Because Spain's Canary Islands are so far from the main Spanish Peninsula, a common practice in Spanish map making is to "move" the Canary Islands closer to mainland Spain. I did this in Gimp.
Notes.
- I knew that Spain had a population problem, but damn!. The north west of the country looks like a big retirement home. The original Switzerland map had scale breaks at the 40-52 age range, but I had to expand it to 40-56- because of Spain's aging population.
Once again, I realize how sad the state of Open Data is in Spain.
First, the Spanish National Statistic's data retrieval tool looks like something from the 90s (both in useability and performance).
Second, the Spanish Population Census information is updated every 10 years. That means that the map is showing the most recent official data regarding Spain's population - at it is from 2011! This data should be updated more frequently.
Third, if you go to the original map creator's site, you will see that his map has a beatiful topological layer on top of the municipalities. He uses a 1:1,000,000 scale raster file with topographic information provided by the Swiss Federal Office of Topography.
I spent one day looking for something similar for Spain. It turns out that the Spanish Geographic Information Center only provides raster topological maps in 25 meters and 50 meters resolution, which means downloading hundreds of files and joining them. I didn't really want to do that just to play with some code.
In the end, I made my own shaded relief raster from tiles taken from this super cool site, and a lot of Gimp processing. I did not include it in the map because that would mean removing municipalities (as Spain isn't as mountainous as Switzerland).

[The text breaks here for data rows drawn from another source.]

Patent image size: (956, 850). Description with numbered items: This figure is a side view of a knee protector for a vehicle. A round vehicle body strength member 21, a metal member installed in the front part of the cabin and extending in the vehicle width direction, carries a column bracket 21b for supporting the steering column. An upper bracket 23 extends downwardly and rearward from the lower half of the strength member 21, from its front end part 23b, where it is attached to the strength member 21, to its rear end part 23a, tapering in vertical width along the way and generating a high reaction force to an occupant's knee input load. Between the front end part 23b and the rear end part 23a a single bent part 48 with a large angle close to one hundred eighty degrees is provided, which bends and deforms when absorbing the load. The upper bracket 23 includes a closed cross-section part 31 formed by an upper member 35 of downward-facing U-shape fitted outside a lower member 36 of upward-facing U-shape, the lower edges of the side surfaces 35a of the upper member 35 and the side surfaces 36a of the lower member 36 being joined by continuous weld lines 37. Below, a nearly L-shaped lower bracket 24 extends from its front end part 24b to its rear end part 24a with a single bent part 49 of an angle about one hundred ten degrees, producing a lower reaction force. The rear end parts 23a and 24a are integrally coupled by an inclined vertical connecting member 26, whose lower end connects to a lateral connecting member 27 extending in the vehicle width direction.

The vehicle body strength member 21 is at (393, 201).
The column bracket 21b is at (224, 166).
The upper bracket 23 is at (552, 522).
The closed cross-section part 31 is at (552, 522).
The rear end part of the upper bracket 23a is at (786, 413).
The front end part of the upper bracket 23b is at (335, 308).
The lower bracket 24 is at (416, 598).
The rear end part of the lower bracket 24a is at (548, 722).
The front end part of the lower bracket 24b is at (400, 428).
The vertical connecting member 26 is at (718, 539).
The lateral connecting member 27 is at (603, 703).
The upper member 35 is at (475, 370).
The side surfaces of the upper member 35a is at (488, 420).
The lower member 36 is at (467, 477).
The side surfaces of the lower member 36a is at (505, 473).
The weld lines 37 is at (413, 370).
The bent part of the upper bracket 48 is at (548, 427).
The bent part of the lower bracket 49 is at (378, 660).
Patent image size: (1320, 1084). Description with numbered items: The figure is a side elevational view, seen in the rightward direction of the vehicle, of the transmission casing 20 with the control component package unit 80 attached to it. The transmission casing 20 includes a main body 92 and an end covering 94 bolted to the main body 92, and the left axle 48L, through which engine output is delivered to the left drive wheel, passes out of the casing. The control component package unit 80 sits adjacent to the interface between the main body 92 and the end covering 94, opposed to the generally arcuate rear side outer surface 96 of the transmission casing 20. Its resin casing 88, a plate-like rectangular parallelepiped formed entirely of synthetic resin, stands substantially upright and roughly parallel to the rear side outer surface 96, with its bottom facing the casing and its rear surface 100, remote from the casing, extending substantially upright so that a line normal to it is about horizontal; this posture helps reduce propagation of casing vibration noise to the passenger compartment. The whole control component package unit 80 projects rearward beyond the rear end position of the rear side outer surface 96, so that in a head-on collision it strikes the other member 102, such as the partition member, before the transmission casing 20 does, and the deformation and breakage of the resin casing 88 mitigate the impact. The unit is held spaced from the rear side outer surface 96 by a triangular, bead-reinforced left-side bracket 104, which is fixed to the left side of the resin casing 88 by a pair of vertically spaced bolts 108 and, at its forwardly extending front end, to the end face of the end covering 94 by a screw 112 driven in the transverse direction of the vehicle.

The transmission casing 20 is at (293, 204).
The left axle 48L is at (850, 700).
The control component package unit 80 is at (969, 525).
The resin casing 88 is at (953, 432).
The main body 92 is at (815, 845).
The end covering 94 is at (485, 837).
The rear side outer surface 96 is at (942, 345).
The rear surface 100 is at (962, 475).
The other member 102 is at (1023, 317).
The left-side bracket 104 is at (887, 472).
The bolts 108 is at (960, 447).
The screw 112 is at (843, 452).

- Even though the amount of effort poured into this map is impressive (one of the reasons I wanted to replicate it), I think that there should be another way of doing style customization in ggplot. The current code only works with a specific resolution in mind, and it requires a lot of trial and error until you find the right font sizes, alignments and such. Maybe using more relative terms, (
em
s for example) would make creating beautiful plots much easier.